Home office: o desafio de trabalhar distante da empresa
A solução é o modelo híbrido, que deve ser adotado pela maioria das empresas no pós-pandemia
A verdade é que as empresas esperavam por este momento: o dia em que o teletrabalho seria tão corriqueiro quanto pegar um ônibus. Elas já sabiam que poderiam economizar muito com aluguel e energia, mas ainda pairavam dúvidas em relação à produtividade — se aumentaria, diminuiria ou permaneceria a mesma. A pandemia parece ter acelerado o processo e respondido a algumas questões. Estudos de múltiplas consultorias nacionais e internacionais mostram que, enquanto a ocupação de lajes corporativas caiu em 40%, a produtividade tomou caminho contrário, subindo em média 50%. Resta agora saber se a melhoria no desempenho será permanente ou apenas um efeito colateral do medo que as pessoas têm de perder o emprego na crise. E mais relevante: descobrir como ficará a saúde mental dos funcionários no distanciamento.
Segundo pesquisa recente da consultoria de recrutamento Robert Half, 92% dos colaboradores são favoráveis ao trabalho remoto, tendo o modelo híbrido (parte em casa, parte no escritório) como o preferido. Ainda que as companhias estejam alinhadas com esse desejo, há um lado do home office potencialmente sombrio que não pode ser ignorado: os efeitos deletérios sobre as pessoas. Se, por um lado, o profissional rende mais afastado das distrações inerentes ao convívio social, ele fica à mercê de outros transtornos. Um levantamento da Royal Society for Public Health, instituição britânica dedicada à saúde, revelou que 67% das pessoas forçadas a fazer home office reportaram queda de empatia com os colegas, enquanto 37% relataram distúrbios de sono.
“Os problemas podem ir além da solidão e do burnout, o esgotamento físico e mental ocasionado por excesso de tarefas”, diz Eliseu Urban, sócio da Valuing, empresa de treinamento de executivos. “Já foram relatados falecimentos não relacionados à Covid-19, brigas em teletrabalho e até uma aparente tentativa de suicídio.” Urban também pontua que, por esses motivos, as empresas estão oferecendo ajuda psicológica aos funcionários, além de aproximá-los dos gerentes-seniores. “A saúde mental das equipes passou a ser prioridade dos RHs”, afirma o especialista.

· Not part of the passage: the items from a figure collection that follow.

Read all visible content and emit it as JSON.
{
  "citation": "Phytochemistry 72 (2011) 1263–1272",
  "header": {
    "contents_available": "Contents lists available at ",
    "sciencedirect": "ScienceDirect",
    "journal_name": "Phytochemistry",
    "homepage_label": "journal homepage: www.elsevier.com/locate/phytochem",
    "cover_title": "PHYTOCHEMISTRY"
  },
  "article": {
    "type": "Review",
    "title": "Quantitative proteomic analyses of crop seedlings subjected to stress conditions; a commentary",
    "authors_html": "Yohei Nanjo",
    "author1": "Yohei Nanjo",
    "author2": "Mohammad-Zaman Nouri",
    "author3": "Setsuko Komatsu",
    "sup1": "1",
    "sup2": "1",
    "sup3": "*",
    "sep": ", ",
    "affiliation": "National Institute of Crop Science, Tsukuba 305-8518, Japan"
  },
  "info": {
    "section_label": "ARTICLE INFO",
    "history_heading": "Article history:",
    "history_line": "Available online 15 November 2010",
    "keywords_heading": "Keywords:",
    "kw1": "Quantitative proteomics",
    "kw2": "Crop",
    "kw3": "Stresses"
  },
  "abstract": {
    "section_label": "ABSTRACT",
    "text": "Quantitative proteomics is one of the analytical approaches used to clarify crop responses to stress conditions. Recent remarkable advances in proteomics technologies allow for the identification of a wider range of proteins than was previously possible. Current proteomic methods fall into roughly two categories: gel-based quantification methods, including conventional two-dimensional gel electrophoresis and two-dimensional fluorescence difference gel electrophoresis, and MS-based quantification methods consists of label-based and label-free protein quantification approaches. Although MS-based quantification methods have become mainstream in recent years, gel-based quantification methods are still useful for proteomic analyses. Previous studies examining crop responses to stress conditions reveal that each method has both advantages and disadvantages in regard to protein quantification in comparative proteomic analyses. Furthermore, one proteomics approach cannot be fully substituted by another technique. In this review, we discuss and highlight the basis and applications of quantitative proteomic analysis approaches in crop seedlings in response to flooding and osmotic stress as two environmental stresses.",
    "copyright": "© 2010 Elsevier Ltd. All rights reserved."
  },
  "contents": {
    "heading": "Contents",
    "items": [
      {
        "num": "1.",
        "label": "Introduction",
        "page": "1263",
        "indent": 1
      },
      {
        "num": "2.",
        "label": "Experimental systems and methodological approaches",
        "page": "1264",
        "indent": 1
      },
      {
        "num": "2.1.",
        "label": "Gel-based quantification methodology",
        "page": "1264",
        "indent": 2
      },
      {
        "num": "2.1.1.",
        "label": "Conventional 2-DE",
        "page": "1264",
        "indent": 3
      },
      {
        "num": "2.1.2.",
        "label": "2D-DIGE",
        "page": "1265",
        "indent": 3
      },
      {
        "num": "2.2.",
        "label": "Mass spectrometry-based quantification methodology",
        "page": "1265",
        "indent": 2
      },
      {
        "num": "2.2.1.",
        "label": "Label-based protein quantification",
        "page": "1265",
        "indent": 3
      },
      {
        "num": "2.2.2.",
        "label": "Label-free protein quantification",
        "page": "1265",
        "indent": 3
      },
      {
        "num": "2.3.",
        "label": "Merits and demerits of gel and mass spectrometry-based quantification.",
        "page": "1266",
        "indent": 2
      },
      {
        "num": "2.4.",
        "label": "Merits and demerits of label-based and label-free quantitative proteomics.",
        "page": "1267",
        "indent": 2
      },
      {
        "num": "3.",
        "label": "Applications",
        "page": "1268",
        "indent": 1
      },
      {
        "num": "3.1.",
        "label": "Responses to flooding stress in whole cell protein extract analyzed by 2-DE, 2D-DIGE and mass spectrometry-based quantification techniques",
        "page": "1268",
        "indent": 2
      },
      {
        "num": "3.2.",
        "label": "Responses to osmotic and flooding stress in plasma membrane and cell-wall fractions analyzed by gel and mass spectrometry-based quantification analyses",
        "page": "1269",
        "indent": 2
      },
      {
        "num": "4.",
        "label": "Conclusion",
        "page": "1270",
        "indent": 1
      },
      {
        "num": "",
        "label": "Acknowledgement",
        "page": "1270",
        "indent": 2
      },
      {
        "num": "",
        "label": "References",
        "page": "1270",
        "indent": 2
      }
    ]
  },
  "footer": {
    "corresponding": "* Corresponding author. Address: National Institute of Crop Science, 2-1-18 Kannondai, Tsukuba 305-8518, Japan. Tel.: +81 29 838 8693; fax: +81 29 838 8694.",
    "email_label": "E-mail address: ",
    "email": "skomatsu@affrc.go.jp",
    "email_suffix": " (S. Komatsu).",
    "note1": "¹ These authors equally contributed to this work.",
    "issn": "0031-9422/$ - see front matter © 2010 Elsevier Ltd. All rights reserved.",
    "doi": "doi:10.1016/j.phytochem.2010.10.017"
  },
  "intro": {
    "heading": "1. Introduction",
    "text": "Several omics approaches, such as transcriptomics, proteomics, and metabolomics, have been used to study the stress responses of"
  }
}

A postura assumida pelas grandes empresas confirma a percepção das consultorias. A Johnson & Johnson instituiu um modelo que incentiva os profissionais a se desconectar uma sexta-feira por mês para relaxar. A Heinz, além de oferecer auxílio financeiro para o home office, tem bloqueado as manhãs de segunda-feira a fim de permitir que as pessoas se organizem para a semana sem ter de se preocupar com isso no domingo. A BR Distribuidora optou por oferecer atendimentos virtuais de medicina e psicologia. O fundo Aqua Capital, de agronegócio, foi além: busca entender quais empregados podem estar próximos do burnout para impedir que aconteça. A Cielo passou a oferecer apoio contra ansiedade e depressão. Caminho semelhante percorrem a companhia de tecnologia VTEX, a ArcelorMittal, líder mundial na produção de aço, e outros gigantes de diversos segmentos, como Braskem, Roche, PepsiCo e Royal Canin.
A opção pelo modelo híbrido, em vez do home office integral, não se deve apenas à melhoria da dinâmica de trabalho. Há uma preocupação genuína dos RHs com a conexão entre os funcionários e a empresa. É interessante diminuir o desembolso com a locação de espaços, mas igualmente importante manter algum contato para avaliar as condições físicas e mentais dos colaboradores. Mas trata-se de um movimento irreversível. Muitas companhias estão abordando nos seus contratos profissionais novas regras para o teletrabalho, como o fornecimento de equipamento, cadeiras e mesas ergonômicas, concessão ou cancelamento de benefícios e adequação de jornada.
Nos últimos meses, as boas empresas têm, de fato, se esforçado para cumprir esses requisitos, e a maioria delas certamente chegará a um modelo que seja adequado para o negócio em si e para a qualidade de vida dos colaboradores. “É um caminho sem volta, em que todas as partes têm de se ajustar”, diz Carlos Marui, sócio-diretor da Tredici, empresa especializada em recursos humanos. Superada a crise do coronavírus, o mercado precisará agir para evitar outra pandemia — a de colapsos emocionais. Felizmente, isso já vem sendo feito.